• Kelly M. Hudson


A famous and well-regarded professor at a local college is putting together a group of select students to head to a small island to hunt for an elusive Yeti. The professor hopes to capture the creature or kill it; either way proving its existence and therefore validating a lifetimes-worth of research and belief. The students go along pretty eagerly. They want to be famous, too. There is nothing special about them; they’re all just average college students, not hunters, not trackers, nothing that would seem of importance on such a quest. Once on the island, they meet a friend of the professor and his Indian servant. The students and teacher go on an organized expedition to explore certain areas of the island where the professor’s friend claims there’s been recent activity. Some of them meet their doom, of course, murdered by the Yeti. Those who survive want to leave, but the professor forbids them, and soon they are all under attack, with only a couple able to survive the next night of terror. They stay alive, only to find out that a greater horror awaits them…

There were so many times I passed over this film when I was a kid renting movies, despite its garish cover art and its compelling story of Yeti vs. man. Something told me to stay away; the movie looked like it might be cheap and very dumb. I was correct in that instinctual reaction, but here’s the thing, years later, finally watching the film, I’ve found that I love it. No, it’s not very good. You really have to stretch your credibility to claim that this movie isn’t anything but a turd. The acting is about as wooden as a plank, the “monster” is a man in an awful suit with a painted face who wears shoes, there are many “day for night” sequences where it is inky black one minute and bright as noon the next, all in the same continuous action series.

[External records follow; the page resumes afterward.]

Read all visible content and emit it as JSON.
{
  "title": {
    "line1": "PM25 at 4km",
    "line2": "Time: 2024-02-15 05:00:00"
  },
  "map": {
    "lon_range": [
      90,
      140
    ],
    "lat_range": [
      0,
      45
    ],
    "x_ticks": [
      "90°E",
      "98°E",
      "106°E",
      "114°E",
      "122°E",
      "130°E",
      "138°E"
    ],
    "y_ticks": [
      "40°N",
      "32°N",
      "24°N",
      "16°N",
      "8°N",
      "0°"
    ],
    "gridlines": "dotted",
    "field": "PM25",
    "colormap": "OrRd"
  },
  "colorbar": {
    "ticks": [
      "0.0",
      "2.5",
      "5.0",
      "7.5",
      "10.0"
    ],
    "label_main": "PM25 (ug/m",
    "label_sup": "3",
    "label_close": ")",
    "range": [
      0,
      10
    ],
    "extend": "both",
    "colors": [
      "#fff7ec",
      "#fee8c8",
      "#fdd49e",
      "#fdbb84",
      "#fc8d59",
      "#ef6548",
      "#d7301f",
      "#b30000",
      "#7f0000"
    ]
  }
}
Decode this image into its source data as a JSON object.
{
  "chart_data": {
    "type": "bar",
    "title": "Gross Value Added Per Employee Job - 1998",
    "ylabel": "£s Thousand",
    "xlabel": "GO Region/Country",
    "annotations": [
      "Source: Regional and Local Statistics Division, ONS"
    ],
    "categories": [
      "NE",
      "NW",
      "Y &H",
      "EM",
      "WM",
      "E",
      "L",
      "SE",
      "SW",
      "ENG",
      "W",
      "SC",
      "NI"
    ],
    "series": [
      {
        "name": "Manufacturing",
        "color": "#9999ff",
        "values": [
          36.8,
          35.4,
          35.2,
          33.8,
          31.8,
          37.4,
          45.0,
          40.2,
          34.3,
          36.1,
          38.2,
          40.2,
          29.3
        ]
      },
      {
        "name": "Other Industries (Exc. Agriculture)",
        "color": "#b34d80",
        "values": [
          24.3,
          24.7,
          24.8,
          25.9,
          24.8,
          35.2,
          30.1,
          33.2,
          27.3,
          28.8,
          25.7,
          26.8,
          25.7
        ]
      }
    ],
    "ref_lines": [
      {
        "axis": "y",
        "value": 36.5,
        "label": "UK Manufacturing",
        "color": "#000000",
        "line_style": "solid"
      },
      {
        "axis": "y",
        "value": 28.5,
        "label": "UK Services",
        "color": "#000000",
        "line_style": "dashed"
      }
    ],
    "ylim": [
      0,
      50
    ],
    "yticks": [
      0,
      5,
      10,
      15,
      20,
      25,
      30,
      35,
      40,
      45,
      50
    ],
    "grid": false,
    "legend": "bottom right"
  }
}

The plot itself is bearable until it becomes absolutely ludicrous that the students don’t just pack up and drive away, especially after fellow students start dropping dead. There’s that whole racist bit with the Indian character who is obviously white. And did I mention how laughable the monster was? Seriously, when it’s chasing people down to kill them, it cavorts like a little kid buzzing on acid. This movie isn’t very good. But…there comes a moment, if you’re patient, when the story take a bizarre twist, and although that twist is as ludicrous as what came before it, somehow, it works. These bastards managed to explain almost every deficient aspect of the movie (except the day for night bungling and there’s still no explanation for why the students didn’t just leave) and actually have it all make sense. Yes, it is ridiculous, but by God it was fun. I’ll give them credit; they knew what they were doing all along.

Made by the notorious pair of independent filmmakers Michael and Roberta Findlay (read his bio about his bizarre death), Shriek of the Mutilated is a movie I found quiet endearing, despite or maybe because of, it’s awfulness. Here was a group of people dedicated to making a movie about a Yeti and they had the zeal and the spirit to not only pull it off, but to make it wildly entertaining. I’ll take a dozen movies like this over the usual Hollywood dreck any day. Give me passion and heart; it will triumph your good taste and big budget every day of the week. And that’s what this film is made of: all passion, all heart, with a loving lack of common sense.